Current debates concerning artificial intelligence (AI) focus on the integrity of claiming an application-generated output as a person’s work or substituting human knowledge workers with computer systems.
In the spectrum of ethical issues concerning AI, the exploitation of freelance workers in the digital underground economy mushrooming in the Global South was recently flagged in an Aug. 28, 2023 report uploaded on Washingtonpost.com.
In “Behind the AI boom, an army of overseas workers in ‘digital sweatshops,’” Rebecca Tan and Regine Cabato of The Washington Post reported that more than 2,000 Filipinos carry out the “crowdwork,” converting data needed for AI tools to carry out the tasks traditionally performed only with human intelligence.
In technology, the quality of the output relies on the input being processed. The manual work of converting raw data to the large data sets required by AI is termed as “ghost work” by anthropologist Mary Gray and computational social scientist Siddharth Suri, according to the Apr. 20, 2022 report, “How the AI industry profits from catastrophe,” by Karen Hao and Andrea Paola Hernandez for the two-part MIT Technology Review series on AI colonialism.
Crowdwork and ghost work refer to tasks undertaken by workers in the Global South who are exploited on the caprices of AI companies in Silicon Valley.
The market value of sourcing and coordinating ghostwork may reach $13.7 billion by 2030, as estimated in the first part of the MIT Technology Review series.
Yet, in the Philippines, considered by The Washington Post as “one of the world’s biggest destinations for outsourced digital work,” the “taskers” earn less than minimum wage and are subjected to other unfair labor practices, such as delayed payment, missing pay, termination without cause, deactivation of accounts after a worker complains about work conditions, etc.
Ironically, taskers in Venezuela and North Africa perceive that their counterparts in the Philippines and Europe are not as mistreated as they are. The MIT Technology Review and The Washington Post separately interviewed taskers engaged by a platform called Remotasks, “owned by the $7 billion San Francisco startup Scale AI.”

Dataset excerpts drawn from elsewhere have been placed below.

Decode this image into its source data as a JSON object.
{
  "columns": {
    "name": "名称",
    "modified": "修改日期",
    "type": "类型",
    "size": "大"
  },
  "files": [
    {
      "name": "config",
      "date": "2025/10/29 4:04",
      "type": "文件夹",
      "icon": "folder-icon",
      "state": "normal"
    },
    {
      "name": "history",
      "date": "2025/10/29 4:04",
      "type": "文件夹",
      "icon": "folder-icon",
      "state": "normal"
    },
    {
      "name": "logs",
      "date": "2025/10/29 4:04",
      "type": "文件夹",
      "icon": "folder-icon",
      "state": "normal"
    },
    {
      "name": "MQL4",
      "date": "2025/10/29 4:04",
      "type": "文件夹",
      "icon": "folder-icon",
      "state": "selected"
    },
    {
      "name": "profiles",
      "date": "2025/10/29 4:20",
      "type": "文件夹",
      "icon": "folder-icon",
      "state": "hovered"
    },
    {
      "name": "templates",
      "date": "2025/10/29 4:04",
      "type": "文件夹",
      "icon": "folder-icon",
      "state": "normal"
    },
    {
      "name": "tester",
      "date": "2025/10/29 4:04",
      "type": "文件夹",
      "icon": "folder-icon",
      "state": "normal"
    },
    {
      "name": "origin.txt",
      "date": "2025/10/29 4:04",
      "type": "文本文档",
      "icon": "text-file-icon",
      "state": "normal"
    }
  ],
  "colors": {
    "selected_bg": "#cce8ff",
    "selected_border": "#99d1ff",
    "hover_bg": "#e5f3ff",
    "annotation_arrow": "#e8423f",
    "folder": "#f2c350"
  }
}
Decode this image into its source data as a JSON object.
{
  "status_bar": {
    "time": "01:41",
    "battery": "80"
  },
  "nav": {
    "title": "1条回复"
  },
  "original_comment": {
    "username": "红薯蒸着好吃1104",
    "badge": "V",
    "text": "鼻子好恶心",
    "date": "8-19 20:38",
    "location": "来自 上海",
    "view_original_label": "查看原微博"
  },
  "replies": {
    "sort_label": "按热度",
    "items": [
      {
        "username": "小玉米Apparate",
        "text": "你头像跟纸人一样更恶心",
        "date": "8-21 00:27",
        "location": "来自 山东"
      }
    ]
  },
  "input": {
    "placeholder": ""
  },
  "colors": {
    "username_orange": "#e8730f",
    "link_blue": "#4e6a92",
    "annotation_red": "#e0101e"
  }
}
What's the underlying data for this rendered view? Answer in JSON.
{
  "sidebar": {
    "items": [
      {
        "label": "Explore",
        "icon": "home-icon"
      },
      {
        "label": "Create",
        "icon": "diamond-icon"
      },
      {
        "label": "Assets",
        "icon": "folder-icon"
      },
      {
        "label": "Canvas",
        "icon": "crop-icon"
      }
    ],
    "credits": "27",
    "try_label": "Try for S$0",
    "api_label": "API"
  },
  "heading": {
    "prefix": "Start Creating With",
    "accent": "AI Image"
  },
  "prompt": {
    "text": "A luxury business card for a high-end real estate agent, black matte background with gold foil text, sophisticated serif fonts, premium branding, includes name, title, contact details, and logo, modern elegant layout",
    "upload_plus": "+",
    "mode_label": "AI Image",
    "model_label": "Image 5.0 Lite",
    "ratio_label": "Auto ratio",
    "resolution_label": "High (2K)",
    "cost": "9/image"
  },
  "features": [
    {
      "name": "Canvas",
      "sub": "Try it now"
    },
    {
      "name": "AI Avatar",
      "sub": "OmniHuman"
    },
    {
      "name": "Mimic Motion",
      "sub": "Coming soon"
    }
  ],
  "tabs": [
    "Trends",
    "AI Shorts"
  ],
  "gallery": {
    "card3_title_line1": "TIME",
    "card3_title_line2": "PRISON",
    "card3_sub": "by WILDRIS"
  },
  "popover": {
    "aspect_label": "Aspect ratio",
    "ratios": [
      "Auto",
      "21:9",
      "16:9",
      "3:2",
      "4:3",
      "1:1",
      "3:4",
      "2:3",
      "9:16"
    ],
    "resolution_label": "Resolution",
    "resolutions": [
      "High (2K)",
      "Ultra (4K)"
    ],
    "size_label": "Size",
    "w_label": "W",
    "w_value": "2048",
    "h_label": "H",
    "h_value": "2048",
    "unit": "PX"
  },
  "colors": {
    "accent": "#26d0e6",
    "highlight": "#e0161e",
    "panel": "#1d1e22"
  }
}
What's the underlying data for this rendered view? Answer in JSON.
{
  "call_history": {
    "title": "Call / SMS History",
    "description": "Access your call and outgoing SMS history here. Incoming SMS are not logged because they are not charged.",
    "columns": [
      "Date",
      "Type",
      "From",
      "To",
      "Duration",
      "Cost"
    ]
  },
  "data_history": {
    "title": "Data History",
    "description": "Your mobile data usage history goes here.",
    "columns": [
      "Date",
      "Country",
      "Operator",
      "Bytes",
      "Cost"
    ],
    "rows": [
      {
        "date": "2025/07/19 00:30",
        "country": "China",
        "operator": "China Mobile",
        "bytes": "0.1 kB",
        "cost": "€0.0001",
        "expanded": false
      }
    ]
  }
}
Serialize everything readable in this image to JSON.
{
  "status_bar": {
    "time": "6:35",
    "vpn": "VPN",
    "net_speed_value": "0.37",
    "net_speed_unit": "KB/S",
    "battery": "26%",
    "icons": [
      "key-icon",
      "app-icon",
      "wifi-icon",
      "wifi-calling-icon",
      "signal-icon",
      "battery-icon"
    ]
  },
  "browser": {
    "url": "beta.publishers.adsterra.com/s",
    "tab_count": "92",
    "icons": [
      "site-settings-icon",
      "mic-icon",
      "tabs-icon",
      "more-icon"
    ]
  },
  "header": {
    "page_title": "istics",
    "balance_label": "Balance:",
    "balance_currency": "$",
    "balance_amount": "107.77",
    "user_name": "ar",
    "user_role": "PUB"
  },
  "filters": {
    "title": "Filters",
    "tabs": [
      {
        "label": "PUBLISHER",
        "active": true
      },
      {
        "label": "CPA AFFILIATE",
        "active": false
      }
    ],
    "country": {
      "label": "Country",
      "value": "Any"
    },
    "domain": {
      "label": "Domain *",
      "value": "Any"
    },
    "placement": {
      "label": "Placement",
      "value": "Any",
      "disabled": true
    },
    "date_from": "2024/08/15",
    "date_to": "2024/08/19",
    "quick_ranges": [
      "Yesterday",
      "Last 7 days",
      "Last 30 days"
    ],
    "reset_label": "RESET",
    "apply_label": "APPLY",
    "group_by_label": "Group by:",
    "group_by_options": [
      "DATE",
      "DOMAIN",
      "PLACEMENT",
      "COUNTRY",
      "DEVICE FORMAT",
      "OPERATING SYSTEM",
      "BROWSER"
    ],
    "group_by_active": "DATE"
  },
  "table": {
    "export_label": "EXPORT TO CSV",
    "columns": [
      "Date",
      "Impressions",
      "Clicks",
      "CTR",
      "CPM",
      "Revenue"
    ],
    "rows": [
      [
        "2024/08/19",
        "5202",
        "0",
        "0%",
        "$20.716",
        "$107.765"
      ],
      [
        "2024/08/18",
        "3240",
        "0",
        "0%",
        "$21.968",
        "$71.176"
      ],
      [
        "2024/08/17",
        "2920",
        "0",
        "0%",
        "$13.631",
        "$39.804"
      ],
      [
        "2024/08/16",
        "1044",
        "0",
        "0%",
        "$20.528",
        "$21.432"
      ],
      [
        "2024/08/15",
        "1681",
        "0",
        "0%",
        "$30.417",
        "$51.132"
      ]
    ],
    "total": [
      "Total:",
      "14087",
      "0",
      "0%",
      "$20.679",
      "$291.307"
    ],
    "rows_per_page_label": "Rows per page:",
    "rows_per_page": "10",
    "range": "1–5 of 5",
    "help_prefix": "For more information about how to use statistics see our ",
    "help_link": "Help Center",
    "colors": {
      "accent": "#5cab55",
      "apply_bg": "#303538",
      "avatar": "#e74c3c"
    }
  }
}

According to the MIT Technology Review article, taskers perennially worry that “platforms can move” to another country. Competing with other nationalities is not the biggest worry. At home, taskers are recruited from among the most vulnerable workers in the informal economy: “low-income youth, refugees, people with disabilities.”
People take on low-paid jobs, rationalize exploitation, and speak to journalists only on conditions of anonymity, fearing retaliation and loss of work.
Informal workers propping up the AI industry need the state to look out for their welfare. However, it is not just Silicon Valley employers or subcontractors that render the AI taskers invisible; the government will not intervene for those who fall through the interstices of formal, traditional industries.
After The Washington Post presented their findings on the exploitation of Filipino AI taskers, officials of the Department of Information and Communications Technology (DICT) said they were unsure how to regulate an informal sector. The DICT is mandated to regulate technology.
Social changes and instability increase the dependence of taskers on crowdwork or ghost work. The global coronavirus pandemic, political unrest and armed conflict destabilizing Mindanao, and economic upheavals upending Venezuelan society tighten the noose on knowledge workers who chafe against their exploitation but still cling to the oppression for survival.
Pinned by economic need and absence of political will in their government to fight for their rights, AI taskers join those condemned to the twilight world, referred to by the MIT Technology Review as the “new colonial world order” built on digital labor exploitation by AI companies.